OFFICIAL SECURITY BLOG

We’ve moved! You can now read the latest and greatest on Mac adware and malware at Malwarebytes.

Java falls three times at Pwn2Own

Published March 7th, 2013 at 5:12 PM EST , modified March 7th, 2013 at 5:12 PM EST

Every year, at the CanSecWest security conference, an infamous competition is held, called Pwn2Own. The basic idea of the contest is to “pwn,” or hack, different web browsers or technologies. Hacks must involve previously unknown vulnerabilities, and winners not only get a sizable cash prize, but they also win the computer that they hacked (thus the “Pwn2Own” name).

Yesterday, on the first day of the competition, Java itself was on the list of targets, and it found itself skewered not once, not twice, but a total of three times. No big surprise for those of us who have been covering Java vulnerabilities for a while, but it does mean we’re likely to see another round of Java updates and Apple disabling the vulnerable versions of Java. Worse, Oracle has threatened that the last version of Java 6 was the last one, so those reliant on Java may find that Apple washes their hands of Java 6 for good.
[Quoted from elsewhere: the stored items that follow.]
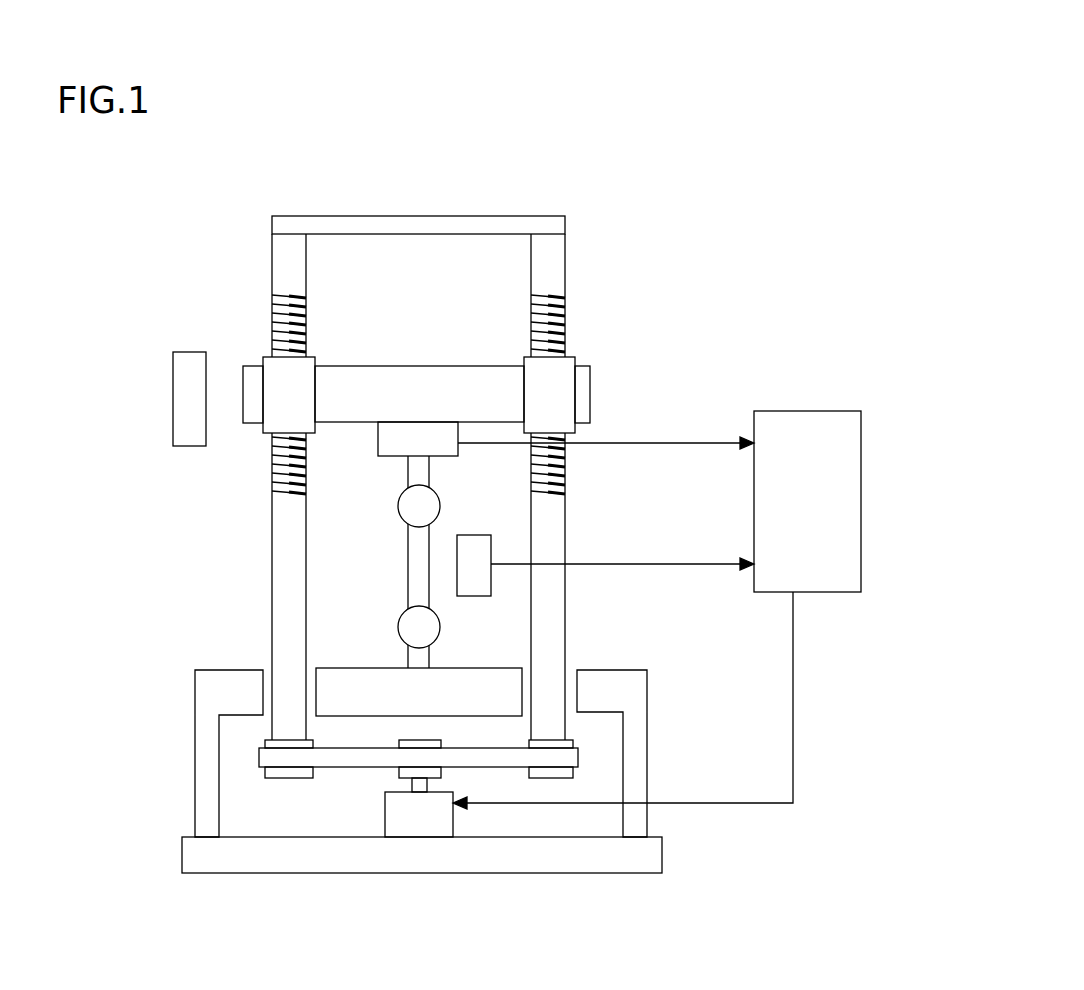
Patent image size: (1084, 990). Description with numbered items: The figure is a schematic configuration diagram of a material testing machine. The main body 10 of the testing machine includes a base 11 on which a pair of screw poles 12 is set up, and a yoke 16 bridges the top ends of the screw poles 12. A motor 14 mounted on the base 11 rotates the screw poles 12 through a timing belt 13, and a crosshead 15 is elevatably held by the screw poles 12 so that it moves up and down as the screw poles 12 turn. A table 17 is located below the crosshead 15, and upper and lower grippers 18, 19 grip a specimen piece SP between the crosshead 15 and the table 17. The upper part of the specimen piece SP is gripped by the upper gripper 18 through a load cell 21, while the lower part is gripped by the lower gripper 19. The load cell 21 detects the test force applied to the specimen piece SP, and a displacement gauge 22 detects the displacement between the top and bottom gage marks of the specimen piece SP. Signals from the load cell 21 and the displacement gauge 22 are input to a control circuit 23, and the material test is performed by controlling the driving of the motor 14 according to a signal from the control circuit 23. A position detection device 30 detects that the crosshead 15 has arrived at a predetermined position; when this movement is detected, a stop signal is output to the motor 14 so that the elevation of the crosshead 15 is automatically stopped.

The main body 10 is at (584, 186).
The base 11 is at (305, 873).
The screw poles 12 is at (272, 270).
The timing belt 13 is at (353, 770).
The motor 14 is at (440, 825).
The crosshead 15 is at (402, 365).
The yoke 16 is at (446, 216).
The table 17 is at (200, 670).
The upper gripper 18 is at (410, 506).
The lower gripper 19 is at (399, 630).
The load cell 21 is at (377, 444).
The displacement gauge 22 is at (477, 535).
The control circuit 23 is at (861, 505).
The position detection device 30 is at (173, 397).
The specimen piece SP is at (415, 569).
As always, quit using Java if you can, and if you can’t, you’re going to need to start taking some fairly extreme precautions. See Java is vulnerable… Again?!

Tags: ,

9 Comments

  • Someone says:

    This honestly is getting ridiculous. I mean, how obvious do we have to make it that Java is unsafe?

  • aalien says:

    “Java itself was on the list of targets” — ahahahahahahahahahahahahah

    I’m laughing so much, really! ahahahahahahahah

  • aalien says:

    “so those reliant on Java may find that Apple washes their hands of Java 6 for good” — Didn’t Apple already discarded Java?
    My 10.8.2 didn’t come with Java…

    What do you mean with that statement? Will Apple completely disable Java even if the user wants to install it manually?

    • Thomas says:

      Apple doesn’t have Java installed by default anymore, but the capacity to automatically install Java 6 as needed still exists in Mac OS X 10.8.2. If Java 6 stops getting updated, however, I could see Apple eliminating their support for Java 6 entirely, and requiring that anyone who wants Java gets Java 7 from Oracle. Of course, I have no special knowledge of Apple’s plans, so this is just speculation.

      • aalien says:

        Yes… That makes sense for me!
        Maybe they should made that some time ago. Possibly we will se that in next OS update…

      • Someone says:

        Well, that idea makes sense. It logically follows the progression of Apple’s Flashback-induced distancing from Oracle.

  • Colstan says:

    On an optimistic note, I would point out that Mac OS X was not compromised at Pwn2Own. None of the researchers attempted to compromise the MacBook Pro that was offered, that came along with a substantial cash prize, not to mention the prestige that comes with compromising a Mac. This is a good sign that Apple has locked down OS X reasonably well with Mountain Lion; apparently nobody had a ready exploit available. This is particularly interesting, in that Mountain Lion itself hasn’t had a major security patch since September, and Safari hasn’t had a patch since November 1st. Many of the software vendors patched their software before the contest, Apple did not. 10.8.3 should be out soon, but if they were concerned with the contest, then perhaps they would have released it earlier. They have done so before past competitions.

    So, I’m not saying we should be complacent, but the days of OS X itself being a ripe target for security researchers are perhaps over. Sandboxing, Gatekeeper, and other security measures have gotten some criticism, but they work. It’s now about securing Java, Flash, Adobe Reader, Office and other third-party applications. Apple has responded quickly in blocking vulnerable versions of Flash and Java, but they still remain exploit targets on all platforms.

This post is more than 90 days old and has been locked. No further comments are allowed.